CV control is provided for the pitch, decay and drive, and this way you can obtain even deeper (or higher) kicks than from the knobs alone. However, even if you send negative voltages to the decay, it doesn’t make it significantly shorter.
While this Bass Drum is clearly 909-like, it’s hard to argue with that as a design choice. Here it’s given just enough control to personalise it, without turning it into something else, adding extra animation via external control of one or more parameters. For anyone building a Eurorack drum kit with a traditional flavour, this would be a solid start.
The snare is another familiar voice and a worthy partner for the bass drum. Via the Snappy knob, you’re able to balance the drum head and noise components and when Snappy is turned right down, you can completely isolate the body of the drum. Oddly, going in the opposite direction doesn’t quite eliminate all the body and deliver pure noise.
Cranking the Tune control to its maximum will tighten the body to almost-cowbell territory but it never quite gets to a convincing rimshot. Similarly, the body’s decay is a fixed value; the panel’s Decay knob affects only the noise component. At the shortest decay settings, you can get close to a Roland CR-78 snare, with longer decays suggesting Roland’s later models.
Providing a wide sweep of the noise’s cutoff frequency, the Noise Tone knob is a significant part of the sonic armoury. Since it sounds so good, it seems sad that the module only offers CV control over decay and tuning but not this sweet filtering. Needless to say, Erica’s snare can emulate a selection of Roland snares rather well.
This is a triple module, with each voice having a separate output, with no on-board summing. Each features pitch and decay controls, enabling you to tune the low, mid and high toms to taste. In common with the other Erica drum modules, none of these can be pushed too far from their designated roles; the ranges for each parameter are quite limited. You can, though, apply external voltage to the pitch and negative values are handy for turning the low tom into a useable kick.
The toms have a not unexpected TR-909 tonality and impact. If you have three spare mixer inputs and a liking for classic analogue percussion, these toms are suitably big and punchy.
The Clap is one of the smaller modules in the range, offering knobs for master Tone and Decay, plus a voltage input for the Tone only. Tone moves smoothly from a low, barking plop to a high nasal tap, putting the most recognisable clap frequencies somewhere in the middle.
Decay doesn’t make a huge difference to the clap length; instead it adds a kind of low level release that does a decent job of impersonating room reverb. Although simple, this is a solid and useable percussion voice, its distinctive flam suggesting several hands not quite in perfect sync, like a group of old ladies at a Barry Manilow concert.

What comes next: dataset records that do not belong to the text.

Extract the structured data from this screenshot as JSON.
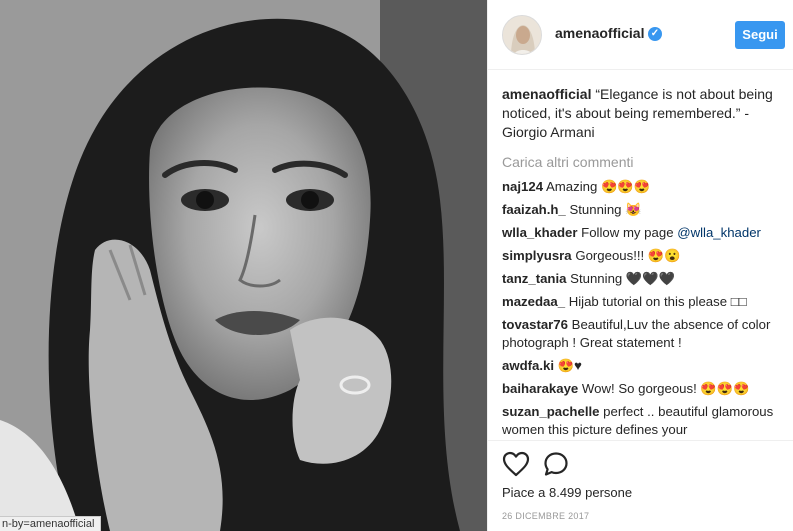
{
  "browser": {
    "status_url": "n-by=amenaofficial"
  },
  "photo": {
    "icon": "portrait-photo"
  },
  "header": {
    "username": "amenaofficial",
    "verified_icon": "verified-badge-icon",
    "follow_label": "Segui",
    "accent_color": "#3897f0"
  },
  "caption": {
    "user": "amenaofficial",
    "text": "“Elegance is not about being noticed, it's about being remembered.” - Giorgio Armani"
  },
  "load_more_label": "Carica altri commenti",
  "comments": [
    {
      "user": "naj124",
      "text": "Amazing 😍😍😍"
    },
    {
      "user": "faaizah.h_",
      "text": "Stunning 😻"
    },
    {
      "user": "wlla_khader",
      "text": "Follow my page ",
      "mention": "@wlla_khader"
    },
    {
      "user": "simplyusra",
      "text": "Gorgeous!!! 😍😮"
    },
    {
      "user": "tanz_tania",
      "text": "Stunning 🖤🖤🖤"
    },
    {
      "user": "mazedaa_",
      "text": "Hijab tutorial on this please □□"
    },
    {
      "user": "tovastar76",
      "text": "Beautiful,Luv the absence of color photograph ! Great statement !"
    },
    {
      "user": "awdfa.ki",
      "text": "😍♥"
    },
    {
      "user": "baiharakaye",
      "text": "Wow! So gorgeous! 😍😍😍"
    },
    {
      "user": "suzan_pachelle",
      "text": "perfect .. beautiful glamorous women this picture defines your"
    }
  ],
  "actions": {
    "like_icon": "heart-icon",
    "comment_icon": "comment-bubble-icon",
    "likes_text": "Piace a 8.499 persone",
    "date": "26 DICEMBRE 2017"
  }
}
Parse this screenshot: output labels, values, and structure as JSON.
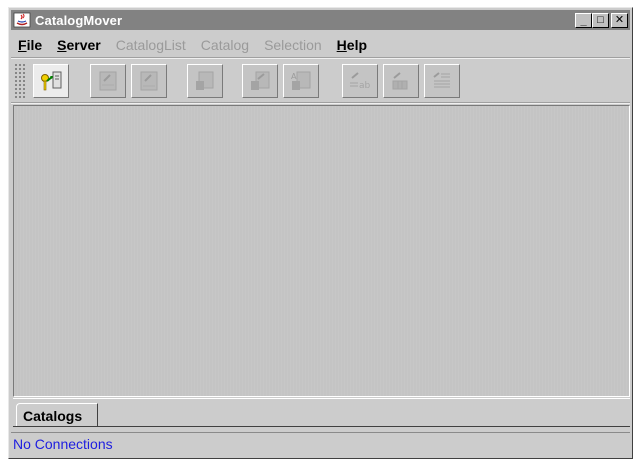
{
  "window": {
    "title": "CatalogMover"
  },
  "title_buttons": {
    "minimize": "_",
    "maximize": "□",
    "close": "✕"
  },
  "menu": [
    {
      "pre": "",
      "u": "F",
      "post": "ile",
      "enabled": true
    },
    {
      "pre": "",
      "u": "S",
      "post": "erver",
      "enabled": true
    },
    {
      "pre": "",
      "u": "",
      "post": "CatalogList",
      "enabled": false
    },
    {
      "pre": "",
      "u": "",
      "post": "Catalog",
      "enabled": false
    },
    {
      "pre": "",
      "u": "",
      "post": "Selection",
      "enabled": false
    },
    {
      "pre": "",
      "u": "H",
      "post": "elp",
      "enabled": true
    }
  ],
  "toolbar": [
    {
      "icon": "connect-server-icon",
      "enabled": true
    },
    {
      "icon": "import-catalog-icon",
      "enabled": false
    },
    {
      "icon": "export-catalog-icon",
      "enabled": false
    },
    {
      "icon": "delete-catalog-icon",
      "enabled": false
    },
    {
      "icon": "move-catalog-icon",
      "enabled": false
    },
    {
      "icon": "rename-catalog-icon",
      "enabled": false
    },
    {
      "icon": "catalog-text-icon",
      "enabled": false
    },
    {
      "icon": "catalog-grid-icon",
      "enabled": false
    },
    {
      "icon": "catalog-table-icon",
      "enabled": false
    }
  ],
  "tabs": [
    {
      "label": "Catalogs",
      "selected": true
    }
  ],
  "status": {
    "text": "No Connections"
  }
}
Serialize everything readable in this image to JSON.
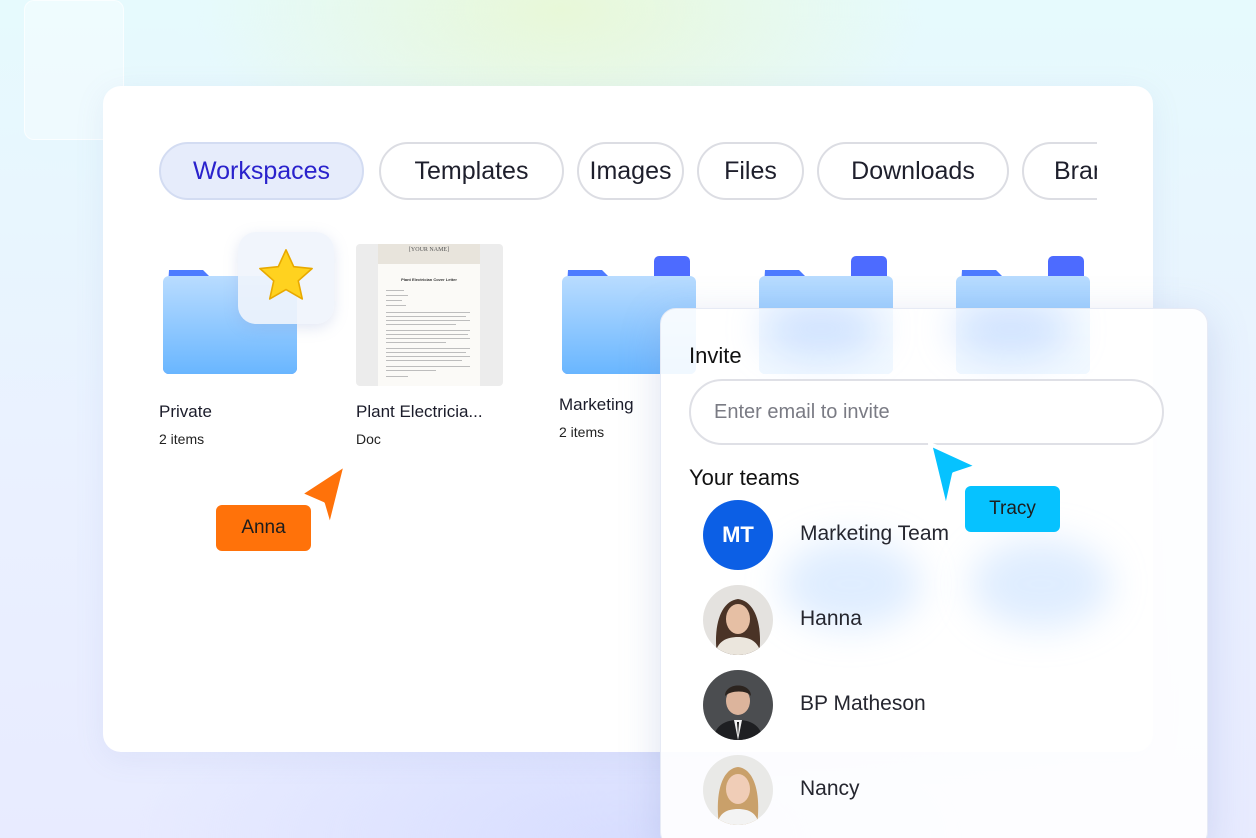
{
  "tabs": [
    {
      "label": "Workspaces",
      "active": true
    },
    {
      "label": "Templates",
      "active": false
    },
    {
      "label": "Images",
      "active": false
    },
    {
      "label": "Files",
      "active": false
    },
    {
      "label": "Downloads",
      "active": false
    },
    {
      "label": "Brand",
      "active": false
    }
  ],
  "items": [
    {
      "name": "Private",
      "sub": "2 items",
      "type": "folder",
      "starred": true
    },
    {
      "name": "Plant Electricia...",
      "sub": "Doc",
      "type": "document",
      "thumb_header": "[YOUR NAME]",
      "thumb_title": "Plant Electrician Cover Letter"
    },
    {
      "name": "Marketing",
      "sub": "2 items",
      "type": "folder"
    },
    {
      "name": "",
      "sub": "",
      "type": "folder"
    },
    {
      "name": "",
      "sub": "",
      "type": "folder"
    }
  ],
  "collaborators": {
    "anna": {
      "label": "Anna",
      "color": "#ff720a"
    },
    "tracy": {
      "label": "Tracy",
      "color": "#06c2ff"
    }
  },
  "invite": {
    "title": "Invite",
    "placeholder": "Enter email to invite",
    "teams_label": "Your teams",
    "teams": [
      {
        "name": "Marketing Team",
        "initials": "MT",
        "avatar": "initials"
      },
      {
        "name": "Hanna",
        "avatar": "photo-woman-curly"
      },
      {
        "name": "BP Matheson",
        "avatar": "photo-man-suit"
      },
      {
        "name": "Nancy",
        "avatar": "photo-woman-blonde"
      }
    ]
  }
}
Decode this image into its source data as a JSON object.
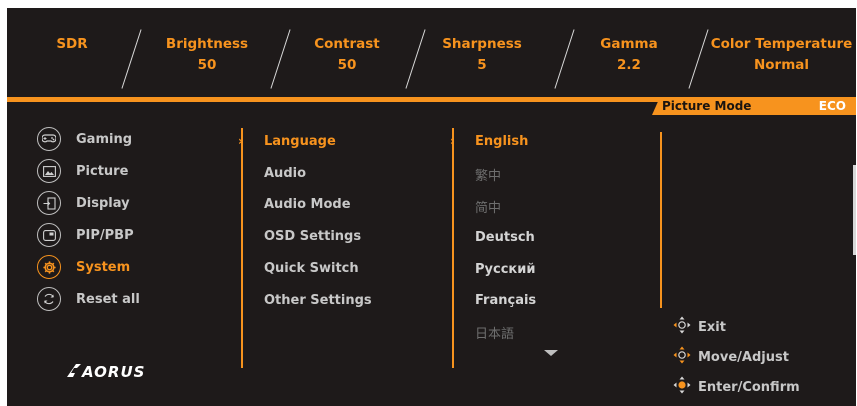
{
  "header": {
    "items": [
      {
        "label": "SDR",
        "value": ""
      },
      {
        "label": "Brightness",
        "value": "50"
      },
      {
        "label": "Contrast",
        "value": "50"
      },
      {
        "label": "Sharpness",
        "value": "5"
      },
      {
        "label": "Gamma",
        "value": "2.2"
      },
      {
        "label": "Color Temperature",
        "value": "Normal"
      }
    ]
  },
  "picture_mode": {
    "label": "Picture Mode",
    "value": "ECO"
  },
  "main_menu": {
    "items": [
      {
        "label": "Gaming",
        "icon": "gamepad-icon"
      },
      {
        "label": "Picture",
        "icon": "picture-icon"
      },
      {
        "label": "Display",
        "icon": "display-input-icon"
      },
      {
        "label": "PIP/PBP",
        "icon": "pip-icon"
      },
      {
        "label": "System",
        "icon": "gear-icon"
      },
      {
        "label": "Reset all",
        "icon": "reset-icon"
      }
    ],
    "selected": "System"
  },
  "sub_menu": {
    "items": [
      "Language",
      "Audio",
      "Audio Mode",
      "OSD Settings",
      "Quick Switch",
      "Other Settings"
    ],
    "selected": "Language"
  },
  "options": {
    "items": [
      "English",
      "繁中",
      "简中",
      "Deutsch",
      "Русский",
      "Français",
      "日本語"
    ],
    "selected": "English"
  },
  "hints": {
    "items": [
      {
        "label": "Exit",
        "icon": "joystick-exit-icon"
      },
      {
        "label": "Move/Adjust",
        "icon": "joystick-move-icon"
      },
      {
        "label": "Enter/Confirm",
        "icon": "joystick-enter-icon"
      }
    ]
  },
  "brand": {
    "logo": "AORUS"
  },
  "colors": {
    "accent": "#f7931e",
    "background": "#1e1a1a",
    "text": "#c8c8c8",
    "dim_text": "#6e6e6e"
  }
}
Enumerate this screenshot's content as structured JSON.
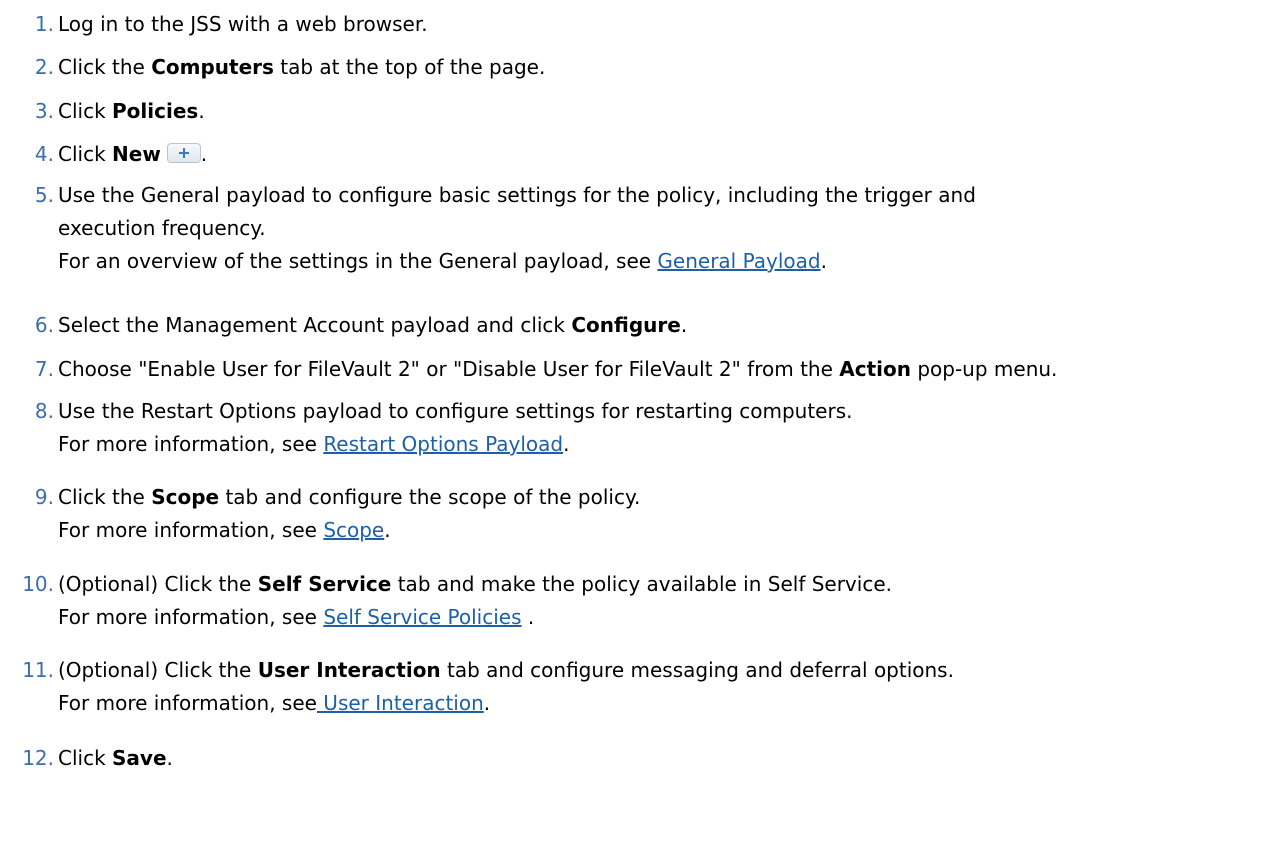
{
  "steps": [
    {
      "num": "1.",
      "pre": "Log in to the JSS with a web browser."
    },
    {
      "num": "2.",
      "pre": "Click the ",
      "bold": "Computers",
      "post": " tab at the top of the page."
    },
    {
      "num": "3.",
      "pre": "Click ",
      "bold": "Policies",
      "post": "."
    },
    {
      "num": "4.",
      "pre": "Click ",
      "bold": "New",
      "post": ".",
      "button_icon": "plus-icon"
    },
    {
      "num": "5.",
      "pre": "Use the General payload to configure basic settings for the policy, including the trigger and",
      "line2": "execution frequency.",
      "info": "For an overview of the settings in the General payload, see ",
      "link": "General Payload",
      "info_post": "."
    },
    {
      "num": "6.",
      "pre": "Select the Management Account payload and click ",
      "bold": "Configure",
      "post": "."
    },
    {
      "num": "7.",
      "pre": "Choose \"Enable User for FileVault 2\" or \"Disable User for FileVault 2\" from the ",
      "bold": "Action",
      "post": " pop-up menu."
    },
    {
      "num": "8.",
      "pre": "Use the Restart Options payload to configure settings for restarting computers.",
      "info": "For more information, see ",
      "link": "Restart Options Payload",
      "info_post": "."
    },
    {
      "num": "9.",
      "pre": "Click the ",
      "bold": "Scope",
      "post": " tab and configure the scope of the policy.",
      "info": "For more information, see ",
      "link": "Scope",
      "info_post": "."
    },
    {
      "num": "10.",
      "pre": "(Optional) Click the ",
      "bold": "Self Service",
      "post": " tab and make the policy available in Self Service.",
      "info": "For more information, see ",
      "link": "Self Service Policies",
      "info_post": " ."
    },
    {
      "num": "11.",
      "pre": "(Optional) Click the ",
      "bold": "User Interaction",
      "post": " tab and configure messaging and deferral options.",
      "info": "For more information, see",
      "link": " User Interaction",
      "info_post": "."
    },
    {
      "num": "12.",
      "pre": "Click ",
      "bold": "Save",
      "post": "."
    }
  ],
  "colors": {
    "step_number": "#3d6ea8",
    "link": "#1f5fa8",
    "plus_button": "#3e78bd"
  }
}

I’m not totally convinced by the all-black look and uniform layout of these modules. Group several together and they become rather anonymous, at least if you’re used to grabbing knobs at speed. But if voltage control and modular integration trump simply buying a drum machine, there’s much to appreciate. Together, these drum modules deliver bread and butter drum voices that consistently serve up a palette comparable to classic Roland sounds. Given the online wails and shrieks that arise whenever a drum machine deviates too far from those, it could be a canny move.
Bass Drum €272.25, Snare €229.90, Toms €363, Clap €157.30
Bass Drum $250, Snare $225, Toms $360, Clap $155.